For operator models tuning we perform grid search over the following hyper-parameters using PairDEV set for development:
--train_batch_size: 8, 16, 32, 64
--training_lr: 10^−1, 5×10^−2, 10^−2, 5×10^−3, 10^−3, 5×10^−4, 10^−4, 5×10^−5, 10^−5
--training_optimizer: 0 (SGD), 1 (Adam)
--training_n_epochs: We trained each hyper-paramenter combination for 300 epochs to find the best one.
--training_seed: 0, 20, 50
Parameters used for training the operator (Sum or Product):
--arithmethic_operator: sum or prod
--training_n_epochs: Number of epochs to train the models
--warm_nepochs: Only for Godel t-norm. This is the number of epochs we "warm-up" the system using the (s)product t-norm (We used 6-10 epochs)
python3 operator_model_train.py --test False --data_seed 20 --DIGIT_size 5000 --PAIR_size 5000 --data_option 2 --PAIR_val_test_size 50000 --DigitModel_lr 0.001 --Digit_Optimizer 1 --Digit_nepochs 1600 --Digit_seed 20 --tnorm rprod --arithmethic_operator sum --train_batch_size 64 --valid_batch_size 1024 --training_n_epochs 1600 --training_optimizer 0 --training_lr 10^−1 --training_seed 20 --warm_nepochs -1
We test the three models: Digit, Sum and Product obtained from a given data configuration, hyperparamenter setting, and learning protocol (joint or pipeline).
The following command outputs the Digit classifier accuracy on the test set, Sum/Product classifiers accuracies on PairTEST, fraction of examples in PairTEST where the coherence constraints and the commutativity,associativity and distributivity properties are satisfied for Sum and Product.
python3 models_tester.py --test_baseline False --seed_digit 20 --seed_operator 20 --tnorm rprod --digit_size 5000 --digit_lr 0.001 --digit_optim 1 --digit_epochs 250 --ope_size 5000 --data_option 2 --ope_lr 0.1 --ope_optim 0 --ope_epochs 250 --joint_lr 0.001 --joint_optim 0 --lamb 0.05 --joint_epochs 250
Arguments description for 4:
--test_baseline: True if it the pipelined setting that its being tested. False if it the joint setting.
--seed_digit: Seed used to train the Digit model. (It should always be the same as the one used to train the operator models).
--seed_operator: Seed used to train the Sum and Prod operator models. (It should be the same as the one used to train the digit model).
--tnorm: t-norm in use
--digit_size: Size of the DIGIT set used.
--digit_lr: Learning rate used to train the Digit model used to label de NOISYPAIR data.

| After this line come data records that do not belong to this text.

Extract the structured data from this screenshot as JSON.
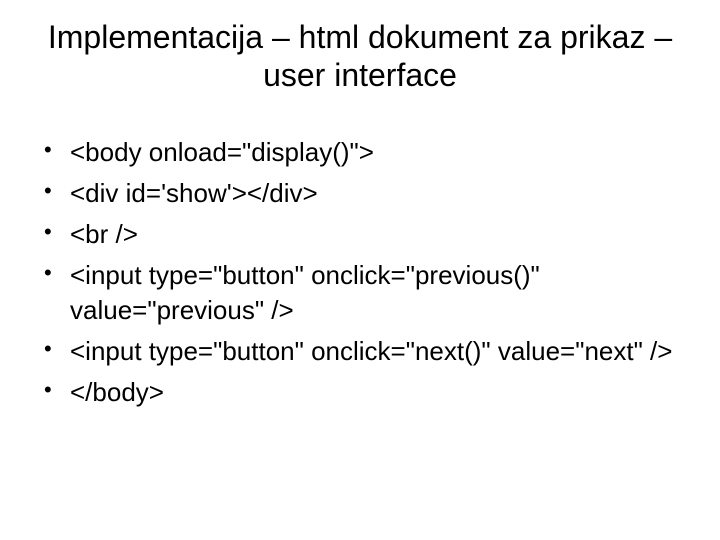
{
  "slide": {
    "title": "Implementacija – html dokument za prikaz – user interface",
    "bullets": [
      "<body onload=\"display()\">",
      "<div id='show'></div>",
      "<br />",
      "<input type=\"button\" onclick=\"previous()\" value=\"previous\" />",
      "<input type=\"button\" onclick=\"next()\" value=\"next\" />",
      "</body>"
    ]
  }
}
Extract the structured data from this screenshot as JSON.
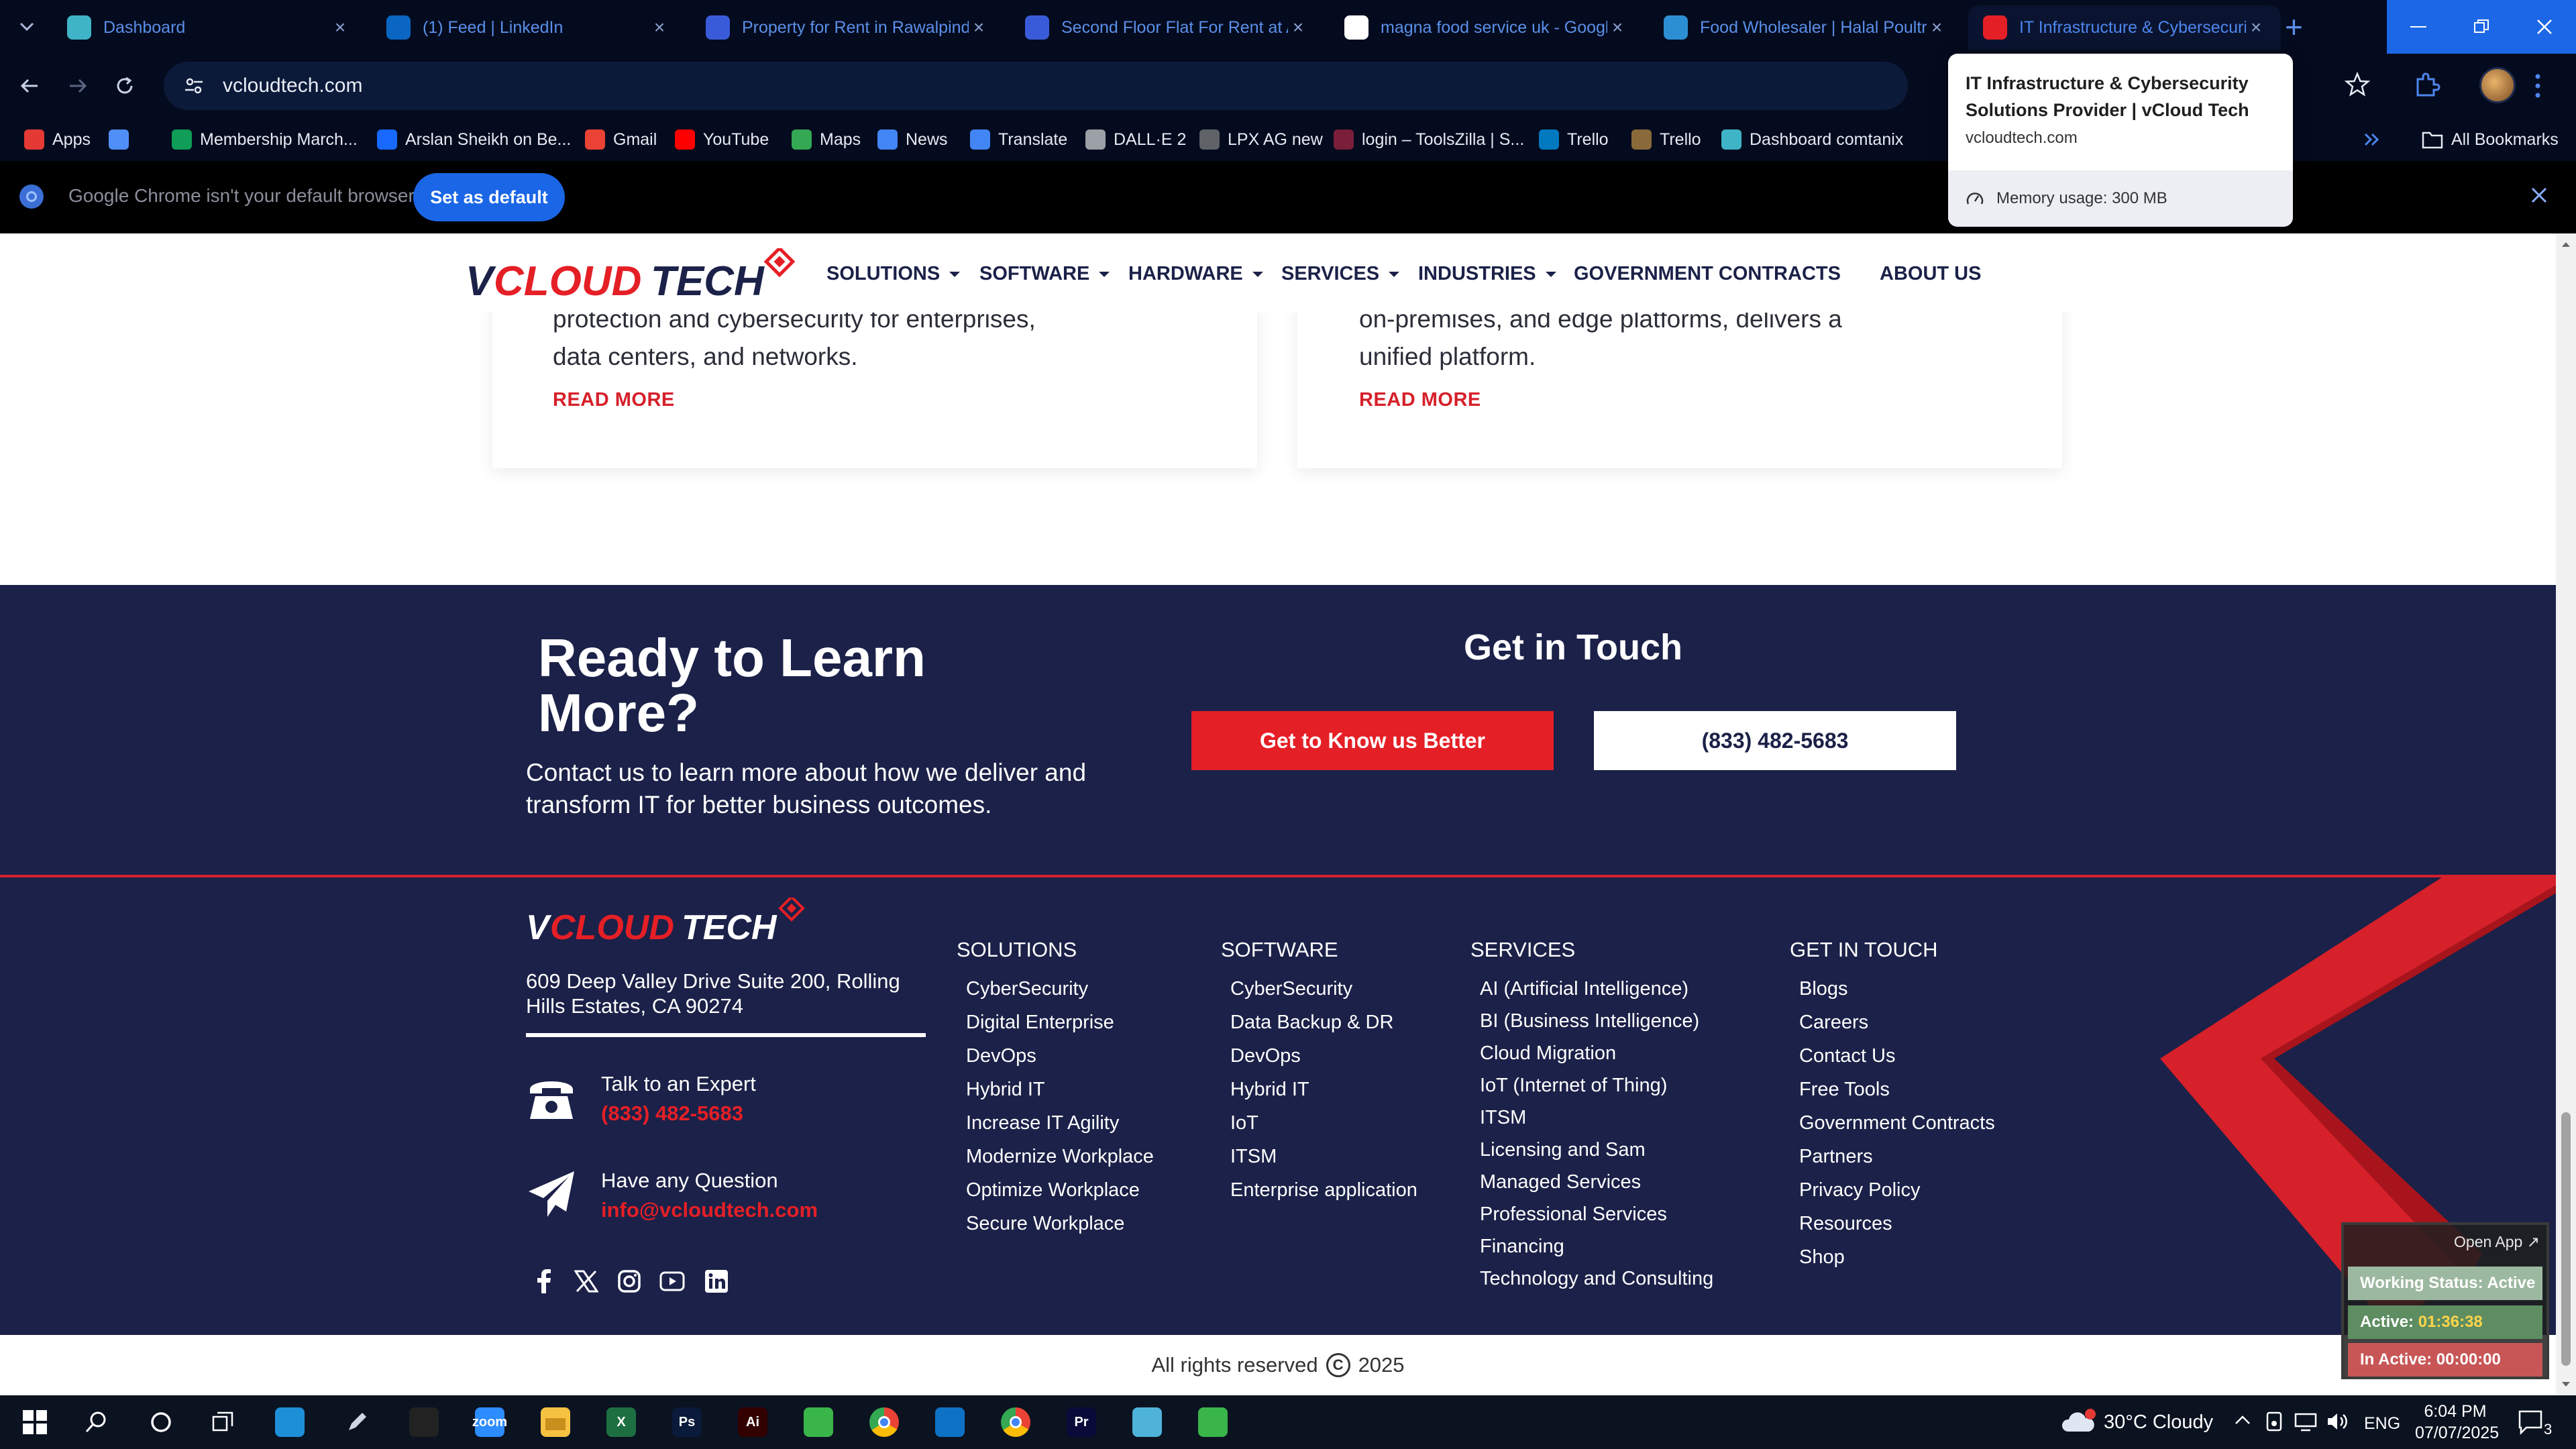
{
  "browser": {
    "tabs": [
      {
        "title": "Dashboard",
        "favicon": "dashboard-icon",
        "color": "#3fb4c7"
      },
      {
        "title": "(1) Feed | LinkedIn",
        "favicon": "linkedin-icon",
        "color": "#0a66c2"
      },
      {
        "title": "Property for Rent in Rawalpindi",
        "favicon": "property-icon",
        "color": "#3a5bd9"
      },
      {
        "title": "Second Floor Flat For Rent at A",
        "favicon": "property-icon",
        "color": "#3a5bd9"
      },
      {
        "title": "magna food service uk - Googl",
        "favicon": "google-icon",
        "color": "#ffffff"
      },
      {
        "title": "Food Wholesaler | Halal Poultry",
        "favicon": "m-icon",
        "color": "#2d8fd3"
      },
      {
        "title": "IT Infrastructure & Cybersecurity",
        "favicon": "vcloud-icon",
        "color": "#e51f26"
      }
    ],
    "url": "vcloudtech.com",
    "bookmarks": [
      {
        "label": "Apps",
        "icon": "apps-icon",
        "color": "#e53935"
      },
      {
        "label": "",
        "icon": "grid-icon",
        "color": "#4f8ff7"
      },
      {
        "label": "Membership March...",
        "icon": "sheets-icon",
        "color": "#0f9d58"
      },
      {
        "label": "Arslan Sheikh on Be...",
        "icon": "behance-icon",
        "color": "#1769ff"
      },
      {
        "label": "Gmail",
        "icon": "gmail-icon",
        "color": "#ea4335"
      },
      {
        "label": "YouTube",
        "icon": "youtube-icon",
        "color": "#ff0000"
      },
      {
        "label": "Maps",
        "icon": "maps-icon",
        "color": "#34a853"
      },
      {
        "label": "News",
        "icon": "news-icon",
        "color": "#4285f4"
      },
      {
        "label": "Translate",
        "icon": "translate-icon",
        "color": "#4285f4"
      },
      {
        "label": "DALL·E 2",
        "icon": "openai-icon",
        "color": "#9aa0a6"
      },
      {
        "label": "LPX AG new",
        "icon": "dash-icon",
        "color": "#5f6368"
      },
      {
        "label": "login – ToolsZilla | S...",
        "icon": "toolszilla-icon",
        "color": "#7b1e3a"
      },
      {
        "label": "Trello",
        "icon": "trello-icon",
        "color": "#0079bf"
      },
      {
        "label": "Trello",
        "icon": "trello-icon",
        "color": "#8a6a3a"
      },
      {
        "label": "Dashboard comtanix",
        "icon": "dashboard-icon",
        "color": "#3fb4c7"
      }
    ],
    "all_bookmarks": "All Bookmarks",
    "infobar_text": "Google Chrome isn't your default browser",
    "set_default": "Set as default",
    "hovercard": {
      "title": "IT Infrastructure & Cybersecurity Solutions Provider | vCloud Tech",
      "url": "vcloudtech.com",
      "memory": "Memory usage: 300 MB"
    }
  },
  "site": {
    "logo": "VCLOUD TECH",
    "nav": [
      {
        "label": "SOLUTIONS",
        "dropdown": true
      },
      {
        "label": "SOFTWARE",
        "dropdown": true
      },
      {
        "label": "HARDWARE",
        "dropdown": true
      },
      {
        "label": "SERVICES",
        "dropdown": true
      },
      {
        "label": "INDUSTRIES",
        "dropdown": true
      },
      {
        "label": "GOVERNMENT CONTRACTS",
        "dropdown": false
      },
      {
        "label": "ABOUT US",
        "dropdown": false
      }
    ],
    "cards": [
      {
        "line1": "protection and cybersecurity for enterprises,",
        "line2": "data centers, and networks.",
        "read_more": "READ MORE"
      },
      {
        "line1": "on-premises, and edge platforms, delivers a",
        "line2": "unified platform.",
        "read_more": "READ MORE"
      }
    ],
    "cta": {
      "title_line1": "Ready to Learn",
      "title_line2": "More?",
      "subtitle": "Contact us to learn more about how we deliver and transform IT for better business outcomes.",
      "get_in_touch": "Get in Touch",
      "btn_primary": "Get to Know us Better",
      "btn_phone": "(833) 482-5683"
    },
    "footer": {
      "address": "609 Deep Valley Drive Suite 200, Rolling Hills Estates, CA 90274",
      "talk_label": "Talk to an Expert",
      "talk_phone": "(833) 482-5683",
      "question_label": "Have any Question",
      "email": "info@vcloudtech.com",
      "socials": [
        "facebook-icon",
        "x-icon",
        "instagram-icon",
        "youtube-icon",
        "linkedin-icon"
      ],
      "columns": [
        {
          "heading": "SOLUTIONS",
          "items": [
            "CyberSecurity",
            "Digital Enterprise",
            "DevOps",
            "Hybrid IT",
            "Increase IT Agility",
            "Modernize Workplace",
            "Optimize Workplace",
            "Secure Workplace"
          ]
        },
        {
          "heading": "SOFTWARE",
          "items": [
            "CyberSecurity",
            "Data Backup & DR",
            "DevOps",
            "Hybrid IT",
            "IoT",
            "ITSM",
            "Enterprise application"
          ]
        },
        {
          "heading": "SERVICES",
          "items": [
            "AI (Artificial Intelligence)",
            "BI (Business Intelligence)",
            "Cloud Migration",
            "IoT (Internet of Thing)",
            "ITSM",
            "Licensing and Sam",
            "Managed Services",
            "Professional Services",
            "Financing",
            "Technology and Consulting"
          ]
        },
        {
          "heading": "GET IN TOUCH",
          "items": [
            "Blogs",
            "Careers",
            "Contact Us",
            "Free Tools",
            "Government Contracts",
            "Partners",
            "Privacy Policy",
            "Resources",
            "Shop"
          ]
        }
      ],
      "copyright_pre": "All rights reserved",
      "copyright_symbol": "C",
      "copyright_year": "2025"
    }
  },
  "tracker": {
    "open_app": "Open App ↗",
    "status": "Working Status: Active",
    "active_label": "Active:",
    "active_time": "01:36:38",
    "inactive": "In Active: 00:00:00"
  },
  "taskbar": {
    "apps": [
      {
        "name": "windows-start-icon"
      },
      {
        "name": "search-icon"
      },
      {
        "name": "cortana-icon"
      },
      {
        "name": "task-view-icon"
      },
      {
        "name": "edge-icon",
        "color": "#1d8fd6"
      },
      {
        "name": "pen-icon"
      },
      {
        "name": "terminal-icon",
        "color": "#222"
      },
      {
        "name": "zoom-icon",
        "color": "#2d8cff",
        "label": "zoom"
      },
      {
        "name": "file-explorer-icon",
        "color": "#f5c242"
      },
      {
        "name": "excel-icon",
        "color": "#1d6f42",
        "label": "X"
      },
      {
        "name": "photoshop-icon",
        "color": "#0a1a3a",
        "label": "Ps"
      },
      {
        "name": "illustrator-icon",
        "color": "#330000",
        "label": "Ai"
      },
      {
        "name": "green-app-icon",
        "color": "#39b54a"
      },
      {
        "name": "chrome-icon"
      },
      {
        "name": "vscode-icon",
        "color": "#0e72c4"
      },
      {
        "name": "chrome-icon"
      },
      {
        "name": "premiere-icon",
        "color": "#0a0a3a",
        "label": "Pr"
      },
      {
        "name": "kite-icon",
        "color": "#4fb3d9"
      },
      {
        "name": "green-app-icon",
        "color": "#39b54a"
      }
    ],
    "weather_temp": "30°C",
    "weather_desc": "Cloudy",
    "weather_badge": "1",
    "language": "ENG",
    "time": "6:04 PM",
    "date": "07/07/2025",
    "notifications": "3"
  }
}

--digit_optim: Optimizer used to train the Digit model used to label the NOISYPAIR data. 0 if SGD, 1 if Adam.
--digit_epochs: Number of epochs used to train the Digit classifier.

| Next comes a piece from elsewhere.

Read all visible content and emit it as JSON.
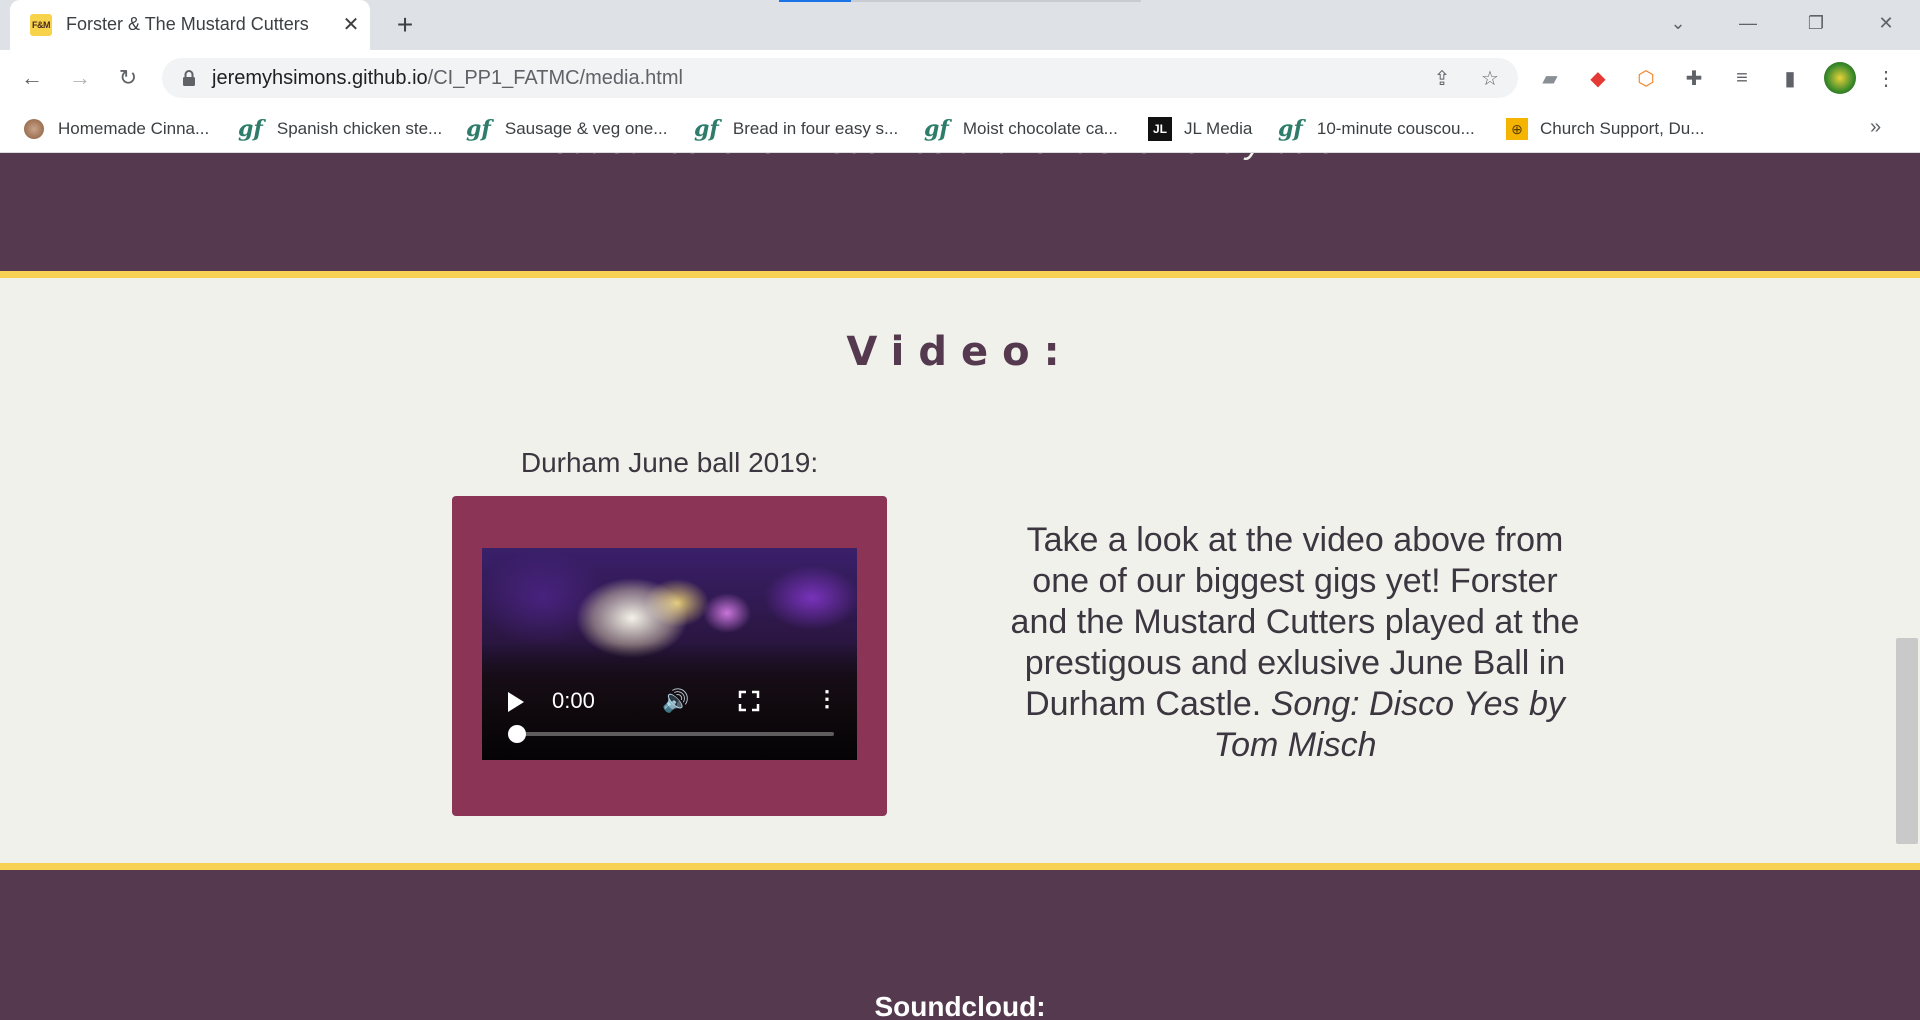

--ope_size: Size of the NOISYPAIR set.
--data_option: Data option used during training. It should always be 2.
--ope_lr: Learning rate used to train the Sum and Prod operator models.

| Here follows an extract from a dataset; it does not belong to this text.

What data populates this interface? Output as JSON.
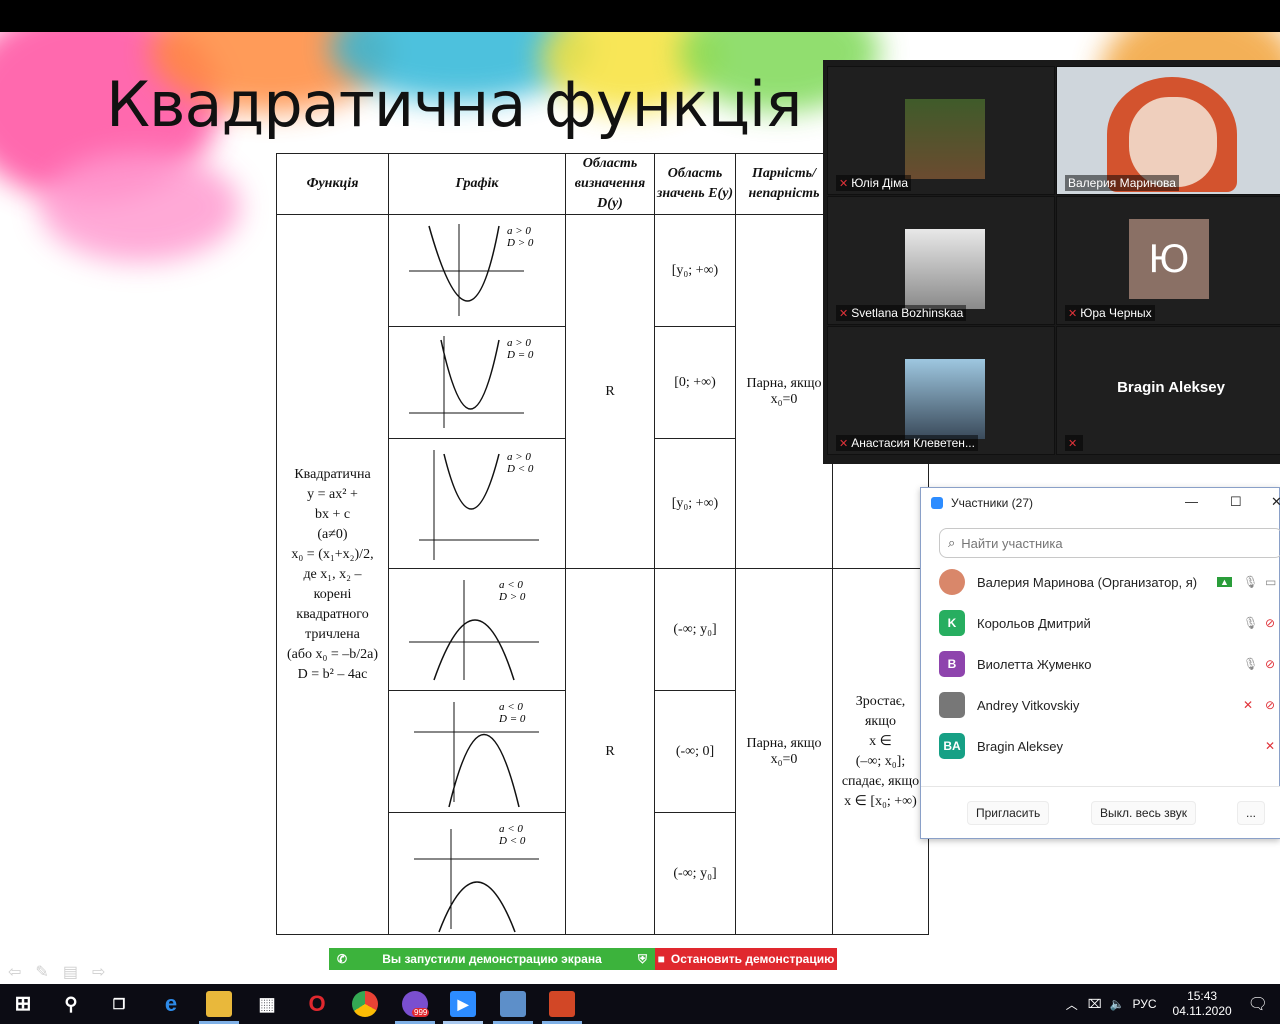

--ope_optim: Optimizer used to train the Sum and Prod operator models. 0 if SGD, 1 if Adam.
--ope_epochs: Number of epochs used to train the Sum and Prod operator classifiers.
--joint_lr: Learning rate used for the joint learning process. (Only active if test_baseline is False)
--joint_optim: Optimizer used used for the joint learning process. (Only active if test_baseline is False). 0 if SGD, 1 if Adam.
--lamb: Lambda coefficient used in the joint learning process (Only active if test_baseline is False).
--joint_epochs: Number of epochs used to train the joint classifier.